In 2002, Glassjaw released their follow-up, "Worship and Tribute." While "Eveveryting You Ever Wanted to Know About Silence" was framed around scorned love and extreme isolation, the sophomore effort was a little less emo and little more lyrically obscure. Daryl had definitely matured by the second album, and had had the time to get over the Tiger, the femme fatale who fueled his rage on the first record. The track that is the easiest to understand is "Radio Cambodia," in which Daryl tackles the atrocities and intricacies of war. He does make a few nautical references on "Trailer Park Jesus" and "Two Tabs of Mescaline," in which he respectively croons, "I jumped ship into a burning cell, atom bomb," and "Sailor, safe."
Sometime between 2015 and 2017, Daryl and guitarist Justin Beck got together to jam again. That jam session resulted in "Material Control," the band's first LP since 2002, in which they enlisted a bass and Dillinger Escape Plan drummer, Billy Rymer. The first track on the album is "New White Extremity," which was their first single - one that certainly had hardcore fans abuzz. I figured that Glassjaw must be about to put something out in terms of a new EP or LP, a reward to whet our appetites after so much time away. "New White Extremity" is a great opener to the album, which tells me that in his time away, Justin Beck has been listening to a lot of Every Time I Die - another personal favorite. While Daryl Palumbo will go down in history as one of my favorite vocalists of all time, it's Beck that really makes this record pop. The guitars are gritty and meticulous and unrelenting, avoiding hardcore tropes for the subtleties of the genre instead. Beck channels Every Time I Die ax men Andy Williams and Jordan Buckley in the breakdown of the song. He links one riff to another with clever little guitar spasms that come off like a carefully constructed moments of improve. Daryl's distinctive voice soars over a plain of guitar chops and pounding bass licks, projecting a slew of rhythmic brutality. Fair warning. This track will do nothing to cure your anxiety, but if you feel the need to psych yourself up or to break something, turn it up, and turn it up loud.
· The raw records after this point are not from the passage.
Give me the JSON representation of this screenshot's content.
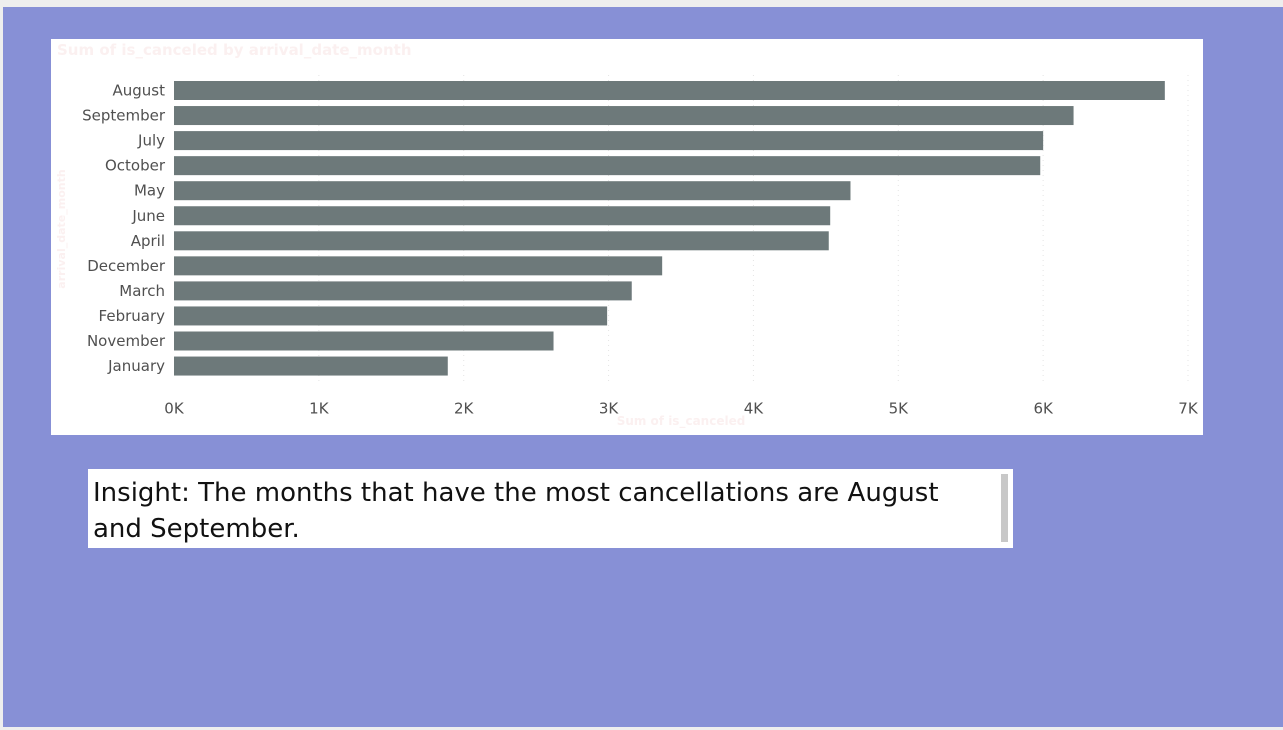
{
  "chart_data": {
    "type": "bar",
    "orientation": "horizontal",
    "title": "Sum of is_canceled by arrival_date_month",
    "xlabel": "Sum of is_canceled",
    "ylabel": "arrival_date_month",
    "categories": [
      "August",
      "September",
      "July",
      "October",
      "May",
      "June",
      "April",
      "December",
      "March",
      "February",
      "November",
      "January"
    ],
    "values": [
      6840,
      6210,
      6000,
      5980,
      4670,
      4530,
      4520,
      3370,
      3160,
      2990,
      2620,
      1890
    ],
    "xlim": [
      0,
      7000
    ],
    "x_ticks": [
      "0K",
      "1K",
      "2K",
      "3K",
      "4K",
      "5K",
      "6K",
      "7K"
    ],
    "bar_color": "#6d797a",
    "grid": true
  },
  "insight": {
    "text": "Insight:  The months that have the most cancellations are August and September."
  },
  "colors": {
    "background": "#8790d6",
    "card": "#ffffff",
    "label_text": "#505050"
  }
}
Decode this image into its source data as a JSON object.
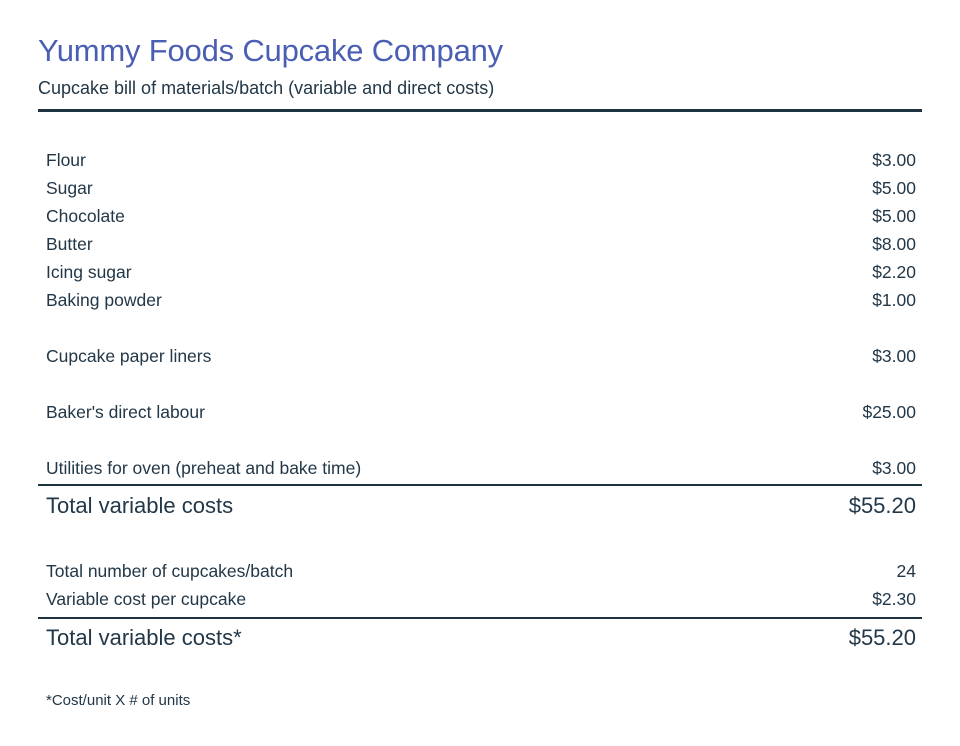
{
  "page": {
    "title": "Yummy Foods Cupcake Company",
    "subtitle": "Cupcake bill of materials/batch (variable and direct costs)",
    "footnote": "*Cost/unit X # of units"
  },
  "colors": {
    "accent_title": "#4a5eb4",
    "body_text": "#223747",
    "rule": "#1d3340",
    "background": "#ffffff"
  },
  "statement": {
    "ingredient_rows": [
      {
        "label": "Flour",
        "value": "$3.00"
      },
      {
        "label": "Sugar",
        "value": "$5.00"
      },
      {
        "label": "Chocolate",
        "value": "$5.00"
      },
      {
        "label": "Butter",
        "value": "$8.00"
      },
      {
        "label": "Icing sugar",
        "value": "$2.20"
      },
      {
        "label": "Baking powder",
        "value": "$1.00"
      }
    ],
    "other_cost_rows": [
      {
        "label": "Cupcake paper liners",
        "value": "$3.00"
      },
      {
        "label": "Baker's direct labour",
        "value": "$25.00"
      },
      {
        "label": "Utilities for oven (preheat and bake time)",
        "value": "$3.00"
      }
    ],
    "total_variable_costs": {
      "label": "Total variable costs",
      "value": "$55.20"
    },
    "per_unit_rows": [
      {
        "label": "Total number of cupcakes/batch",
        "value": "24"
      },
      {
        "label": "Variable cost per cupcake",
        "value": "$2.30"
      }
    ],
    "total_variable_costs_starred": {
      "label": "Total variable costs*",
      "value": "$55.20"
    }
  }
}
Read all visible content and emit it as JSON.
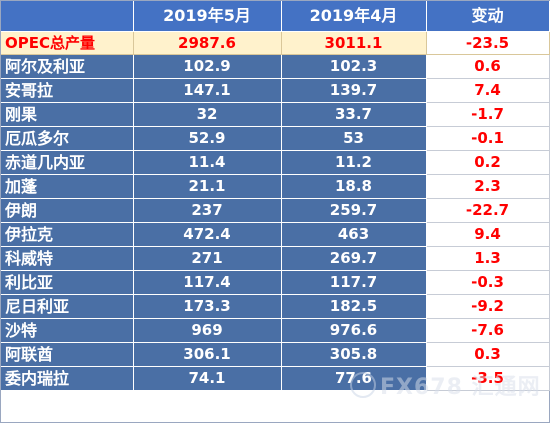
{
  "header": {
    "col0": "",
    "col1": "2019年5月",
    "col2": "2019年4月",
    "col3": "变动"
  },
  "opec_row": {
    "name": "OPEC总产量",
    "may": "2987.6",
    "apr": "3011.1",
    "change": "-23.5"
  },
  "rows": [
    {
      "name": "阿尔及利亚",
      "may": "102.9",
      "apr": "102.3",
      "change": "0.6"
    },
    {
      "name": "安哥拉",
      "may": "147.1",
      "apr": "139.7",
      "change": "7.4"
    },
    {
      "name": "刚果",
      "may": "32",
      "apr": "33.7",
      "change": "-1.7"
    },
    {
      "name": "厄瓜多尔",
      "may": "52.9",
      "apr": "53",
      "change": "-0.1"
    },
    {
      "name": "赤道几内亚",
      "may": "11.4",
      "apr": "11.2",
      "change": "0.2"
    },
    {
      "name": "加蓬",
      "may": "21.1",
      "apr": "18.8",
      "change": "2.3"
    },
    {
      "name": "伊朗",
      "may": "237",
      "apr": "259.7",
      "change": "-22.7"
    },
    {
      "name": "伊拉克",
      "may": "472.4",
      "apr": "463",
      "change": "9.4"
    },
    {
      "name": "科威特",
      "may": "271",
      "apr": "269.7",
      "change": "1.3"
    },
    {
      "name": "利比亚",
      "may": "117.4",
      "apr": "117.7",
      "change": "-0.3"
    },
    {
      "name": "尼日利亚",
      "may": "173.3",
      "apr": "182.5",
      "change": "-9.2"
    },
    {
      "name": "沙特",
      "may": "969",
      "apr": "976.6",
      "change": "-7.6"
    },
    {
      "name": "阿联酋",
      "may": "306.1",
      "apr": "305.8",
      "change": "0.3"
    },
    {
      "name": "委内瑞拉",
      "may": "74.1",
      "apr": "77.6",
      "change": "-3.5"
    }
  ],
  "watermark": {
    "text": "FX678 汇通网"
  },
  "colors": {
    "header_bg": "#4472c4",
    "row_bg": "#4a6fa5",
    "opec_bg": "#fff2cc",
    "change_text": "#ff0000"
  }
}
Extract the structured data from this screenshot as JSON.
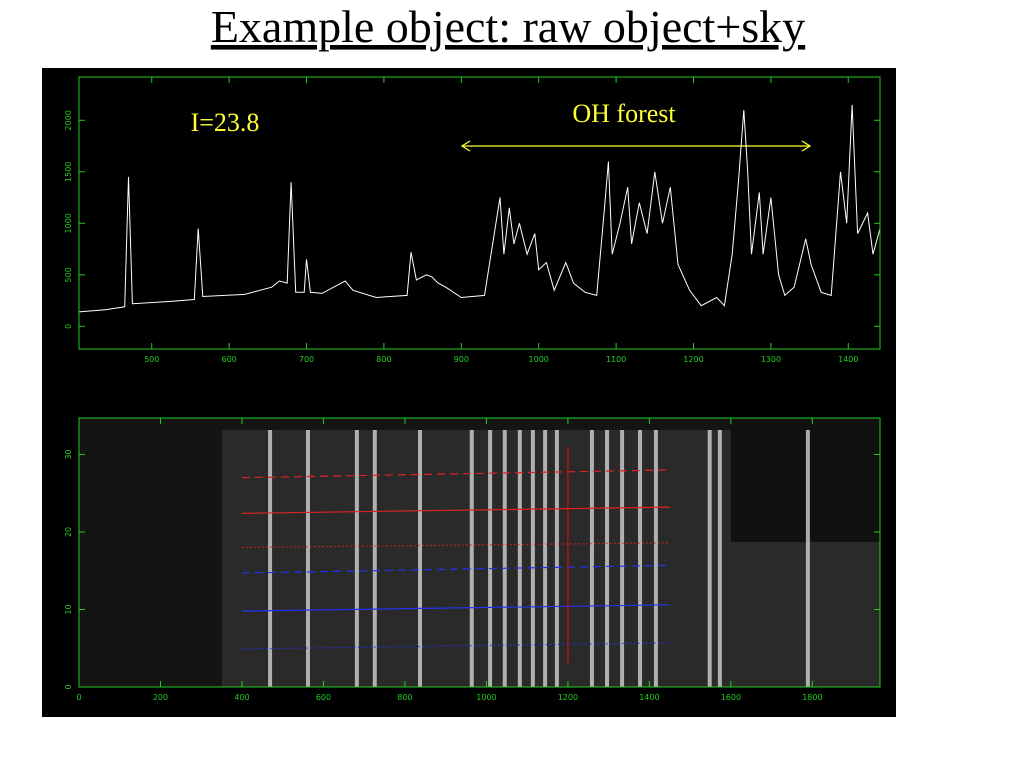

"Shira" carries on much like the verse of "New White Extremity," with choppy guitar licks and a descending bass line. This, along with "New White Extremity," is one of the better tracks, capturing the band's 2002 sound. The verse is searing and all business, while the chorus comes in melodic and familiar. Toward the end of the track, Beck comes in with another familiar element - a guitar riff nearly taken straight from the debut album standout track, "Siberian Kiss." "Shira" successfully meshes the best elements of Glassjaw's first two LPs as a reminder that they're still indeed Glassjaw, and they still remember their roots pretty well.